When asked if they plan to marry and have kids, both answer “yes!”
“That’s a definite yes,” Loren said. “In fact, before this, just before the accident, you (he says to Sabia) were talking about how beautiful our kids would be. “
“All the time that we were in Seattle,” she said, “I kept thinking of all those little things you take for granted … holding hands, shopping, going to the movies. Makes me so aware of them. I’m thankful that we still have a shot at a future.”
Sabia notes that the donations from the GoFundMe account, which have now surpassed the goal she set last October at $50,000, have given them, “day-to-day financial stability,” allowing other possible resources time to get established.

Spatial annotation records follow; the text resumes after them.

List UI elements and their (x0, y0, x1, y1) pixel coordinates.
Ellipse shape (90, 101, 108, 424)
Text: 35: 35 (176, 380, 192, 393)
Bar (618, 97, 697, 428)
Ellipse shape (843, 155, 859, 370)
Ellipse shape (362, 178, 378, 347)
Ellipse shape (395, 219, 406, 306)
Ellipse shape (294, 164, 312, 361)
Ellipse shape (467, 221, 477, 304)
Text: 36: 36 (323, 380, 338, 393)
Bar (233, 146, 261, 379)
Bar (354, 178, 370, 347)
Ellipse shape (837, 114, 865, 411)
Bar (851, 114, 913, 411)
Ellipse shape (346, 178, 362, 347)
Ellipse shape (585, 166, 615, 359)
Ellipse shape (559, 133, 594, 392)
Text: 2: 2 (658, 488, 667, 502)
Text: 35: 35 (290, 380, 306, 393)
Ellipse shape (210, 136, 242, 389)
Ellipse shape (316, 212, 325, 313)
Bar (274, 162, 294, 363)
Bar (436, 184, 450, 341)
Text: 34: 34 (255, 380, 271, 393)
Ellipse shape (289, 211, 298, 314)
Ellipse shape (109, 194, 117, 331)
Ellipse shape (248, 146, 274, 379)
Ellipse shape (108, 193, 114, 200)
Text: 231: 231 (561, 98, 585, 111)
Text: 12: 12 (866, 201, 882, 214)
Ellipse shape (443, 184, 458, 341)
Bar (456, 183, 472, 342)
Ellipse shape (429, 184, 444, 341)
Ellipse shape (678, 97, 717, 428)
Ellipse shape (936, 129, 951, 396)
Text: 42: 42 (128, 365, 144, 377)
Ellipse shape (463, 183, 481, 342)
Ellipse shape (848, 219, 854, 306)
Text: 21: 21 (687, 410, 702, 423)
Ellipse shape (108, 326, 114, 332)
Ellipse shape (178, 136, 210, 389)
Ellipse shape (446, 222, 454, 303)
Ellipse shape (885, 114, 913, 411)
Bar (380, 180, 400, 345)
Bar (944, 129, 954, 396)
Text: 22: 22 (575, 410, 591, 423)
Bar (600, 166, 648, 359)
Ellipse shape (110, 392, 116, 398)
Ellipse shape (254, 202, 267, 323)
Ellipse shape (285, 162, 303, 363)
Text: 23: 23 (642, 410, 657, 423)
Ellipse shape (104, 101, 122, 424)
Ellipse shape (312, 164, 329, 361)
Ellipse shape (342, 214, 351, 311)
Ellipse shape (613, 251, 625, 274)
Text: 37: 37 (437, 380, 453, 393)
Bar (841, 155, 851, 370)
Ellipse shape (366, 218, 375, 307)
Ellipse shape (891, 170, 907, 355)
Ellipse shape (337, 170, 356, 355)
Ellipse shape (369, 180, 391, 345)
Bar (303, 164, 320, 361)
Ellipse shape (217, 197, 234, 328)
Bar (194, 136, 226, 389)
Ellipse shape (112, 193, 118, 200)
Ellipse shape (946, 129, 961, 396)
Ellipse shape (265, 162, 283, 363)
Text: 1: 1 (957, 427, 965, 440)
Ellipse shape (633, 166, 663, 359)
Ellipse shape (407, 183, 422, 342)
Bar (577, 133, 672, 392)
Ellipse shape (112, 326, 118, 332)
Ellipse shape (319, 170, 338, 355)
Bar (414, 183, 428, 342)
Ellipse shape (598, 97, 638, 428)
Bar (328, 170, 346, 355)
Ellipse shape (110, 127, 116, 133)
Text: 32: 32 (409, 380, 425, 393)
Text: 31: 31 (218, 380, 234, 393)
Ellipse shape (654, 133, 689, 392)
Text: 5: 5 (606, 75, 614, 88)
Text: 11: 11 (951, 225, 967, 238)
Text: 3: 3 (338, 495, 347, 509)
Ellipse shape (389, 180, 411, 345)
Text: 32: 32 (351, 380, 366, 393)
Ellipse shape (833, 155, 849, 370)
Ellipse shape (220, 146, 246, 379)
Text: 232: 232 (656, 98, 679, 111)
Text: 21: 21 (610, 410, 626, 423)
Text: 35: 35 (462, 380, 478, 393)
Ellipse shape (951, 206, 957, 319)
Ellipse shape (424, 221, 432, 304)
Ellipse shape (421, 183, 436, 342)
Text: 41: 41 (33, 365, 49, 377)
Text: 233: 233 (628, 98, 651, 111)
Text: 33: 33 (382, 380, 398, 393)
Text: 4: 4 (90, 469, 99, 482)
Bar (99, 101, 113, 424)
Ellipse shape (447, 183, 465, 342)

Sabia and Loren take the time in several videos to remind the public that they can help avoid construction accidents. Loren explains that it was both his unfamiliarity in driving a forklift, combined with a motorist’s failure to stop at a stoplight that contributed to his accident.
“Construction rules are there for a reason,” she said. “Always yield to construction workers.”
Meanwhile, Loren appreciates being settled in their accessible apartment with just, “me, Sabia and the kitties, (El Bell and Ace).”
“I never really had a career in mind, but when things get settled, I think I’ll start doing real estate,” he said.
While the couple has received, “a few pieces of fan art from our followers of the two of us,” Sabia said, Loren has one item still on his wish list: “What I’d really like is a mural painting of us.”
Smiling at Sabia, he also acknowledged the help and attention from friends, family, and many others:
“This is the most love and support I’ve ever had in my entire life.”